Comme l’indique à juste titre Aurélien Barrau dans son introduction à son cours sur la philosophie des sciences, il y a eu, collectivement, une incapacité à anticiper la crise du coronavirus. Dans un premier temps, nous avons pensé que ce virus resterait un virus “chinois”, comme si l’éloignement géographique nous empêchait de nous préparer à ce qui était susceptible d’arriver. Mais même quand le virus est arrivé en Italie, il a fallu que nos hôpitaux arrivent à saturation pour que le gouvernement prenne des mesures autoritaires. Néanmoins, cette erreur n’est pas seulement celle d’un gouvernement puisque nous n’aurions pas nécessairement compris la rigueur des mesures sans avoir compris que cette pandémie était d’une ampleur sans précédent ces dernières décennies. Beaucoup ont continué à se faire la bise, à ne pas respecter les règles d’hygiène et même à continuer de fréquenter en masse les lieux publics, le soir même où leur fermeture a été annoncée pour des raisons de sécurité sanitaire. A vouloir (nous) rassurer, il semblerait que nous n’ayons pas pris la mesure de ce qui nous arrivait. Cela est notamment dû aux messages politiques, comme ceux d’Agnès Buzyn en janvier qui indiquait qu’il y avait très peu de chances que l’épidémie se propage en France, ou encore ceux de Trump, qui ironisait sur le coronavirus quelques semaines avant que son pays devienne celui avec le plus de cas au monde. De même, il a longtemps été dit que les masques n’étaient utiles que pour les personnes malades ou les personnes à risque, alors que désormais, Emmanuel Macron en porte pour ses déplacements. Le manque d’information ou de discours cohérent a engendré une méconnaissance de la nécessité de se préparer à un choc sanitaire. Or, l’absence de préparation a été un facteur aggravant à la crise.

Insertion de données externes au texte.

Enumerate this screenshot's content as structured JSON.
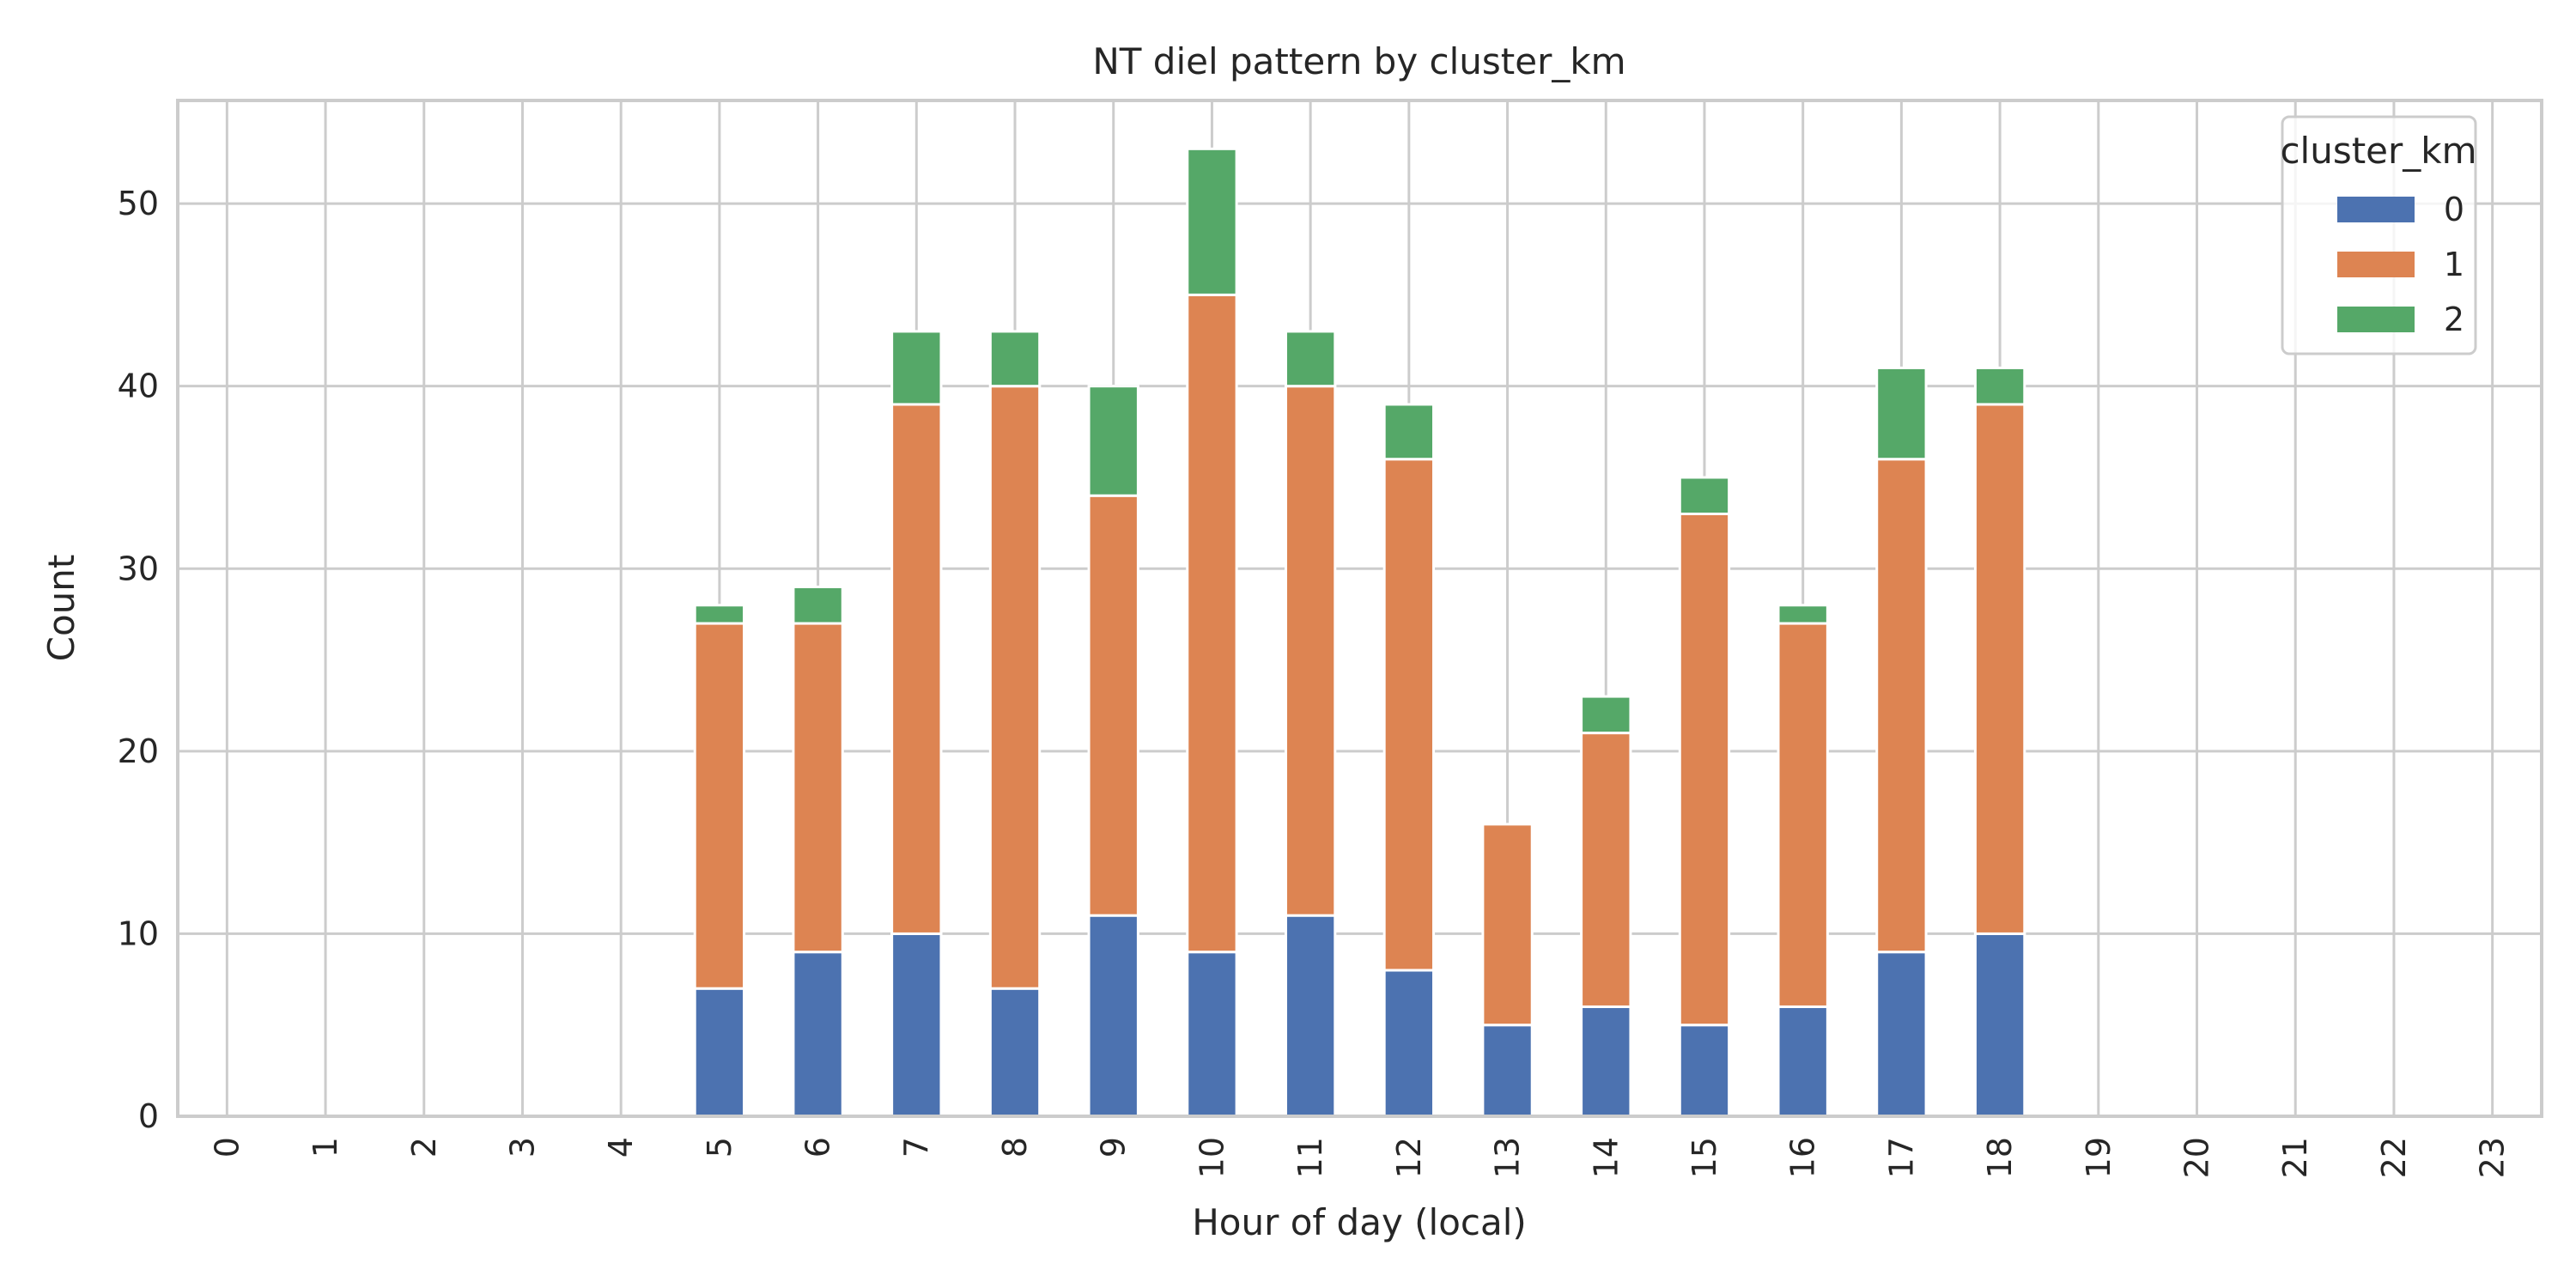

Ce manque d’anticipation que révèlent les discours politiques et médiatiques, est également présent au niveau des politiques publiques menées depuis ces dernières années, alors même que la forte probabilité d’une nouvelle pandémie était annoncée par les scientifiques. Le coronavirus met surtout en lumière la réelle nécessité d’avoir un système d’hôpital public. Cependant, celui-ci avait été délaissé par les gouvernements successifs avec une politique “gestionnaire” des hôpitaux, que déplorent depuis longtemps tout le personnel de santé, sans qu’on ait su l’entendre. Depuis 20 ans, 100 000 lits ont été supprimés, soit 20% du nombre de lits total. Ces suppressions ont notamment eu lieu dans les services d’urgence, où pourtant, dans le même temps, le nombre de passages a été multiplié par deux. Les médecins et, plus généralement, le personnel de santé se plaignent de la difficulté de soigner correctement les patients dans des laps de temps de plus en plus courts et avec un manque de moyens matériels qui ne leur permet pas d’appliquer les nouvelles procédures. En outre, sur la même période a eu lieu le virage ambulatoire, avec une tarification des services à l’acte, qui furent des accélérateurs de la marchandisation des soins. Or, les patients atteints du coronavirus nécessitent une prise en charge de longue durée, dans des chambres isolées et sont, de surcroît, de plus en plus nombreux, ce qui pose des problèmes de manque de lits mais aussi de personnel.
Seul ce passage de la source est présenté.